A new documentary from PBS “Frontline” called “American Reckoning” highlights Jackson’s murder. His killing is one of more than 100 cases reopened after the 2008 passing of the Emmett Till Unsolved Civil Rights Crime Act, which seeks to bring justice to the unsolved murders of the civil rights era. Since starting the program, there have been three successful state prosecutions, according to a 2021 Justice Department report. However, 61 cases have been closed due to the deaths of all people involved, 38 were reviewed but not reopened due to lack of evidence, and some were not reopened because of other legal reasons such as double jeopardy. The show premieres Feb. 15 at 10 p.m. Eastern time on PBS.

About US spoke with directors of the project Brad Lichtenstein and Yoruba Richen. This interview has been edited for clarity and length.

 

How did you become familiar the Wharlest Jackson story, and what struck you about this case?

Lichtenstein: It actually goes back to John Lewis. I had had a lifelong friendship with him that began when I worked with him when I was 15, when he was running for Congress in Atlanta where I grew up. And I had been talking with him about a possible film about forgiveness, which was sparked by a moment when a former Klan member who had beaten John Lewis during the civil rights movement had come forward and asked for forgiveness.

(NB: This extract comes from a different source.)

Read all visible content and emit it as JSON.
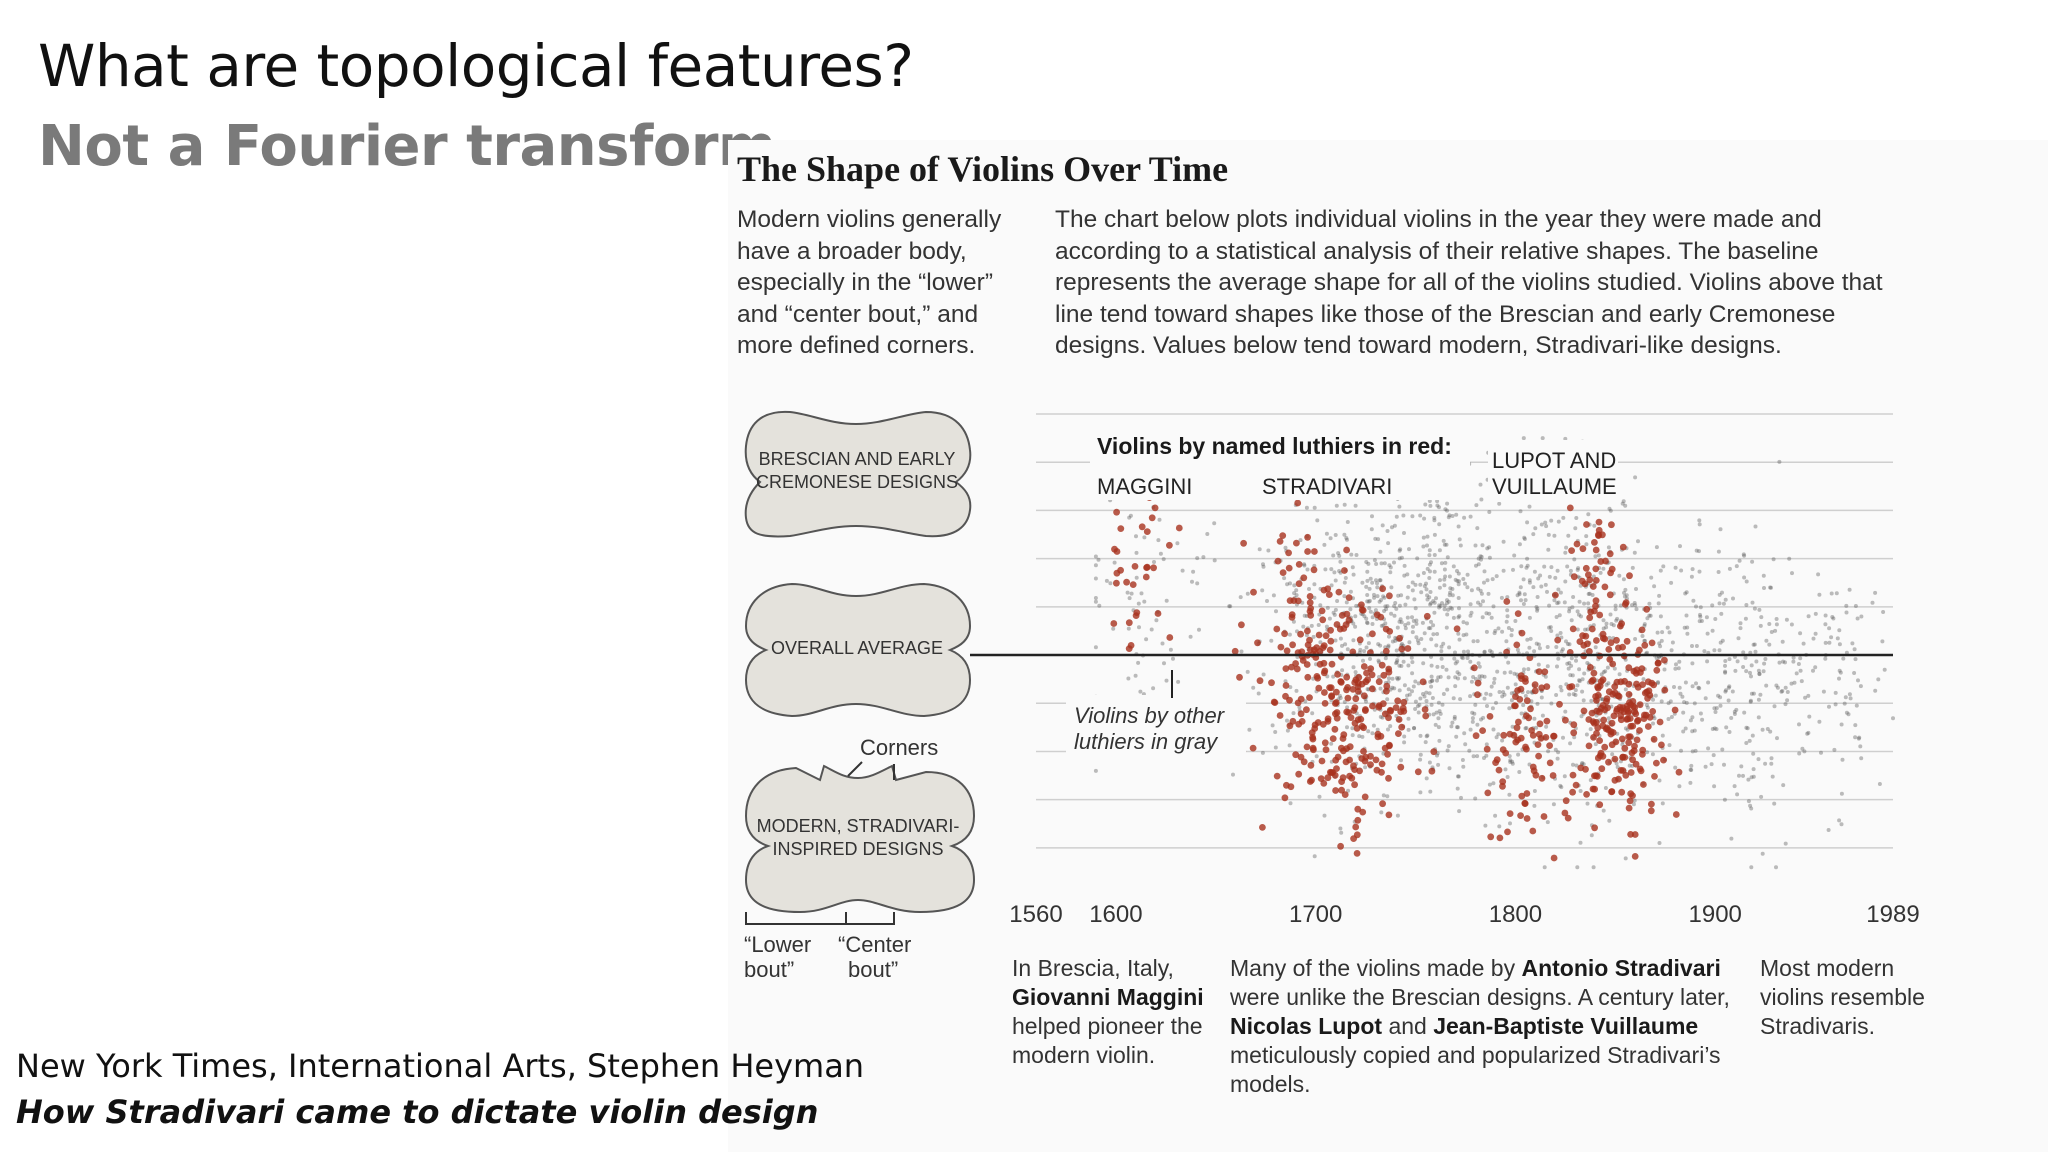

I was in his office talking about that with him and with his press secretary, and she shifted my focus over to the Emmett Till Act, which they had introduced and the cases, what were called the cold cases at the time. And that’s really where it started.

I got interested in the Wharlest Jackson story in particular because I discovered that there was a treasure trove of archival footage filmed by Ed Pincus back in 1965 and in 1967, right after his murder. And you know, with any historical story, you want images to be able to tell that story. So there were obviously over a 120 cases or people who were included in the Emmett Till Act. But this felt like an opportunity to really be able to tell a story and bring it to life because this footage existed.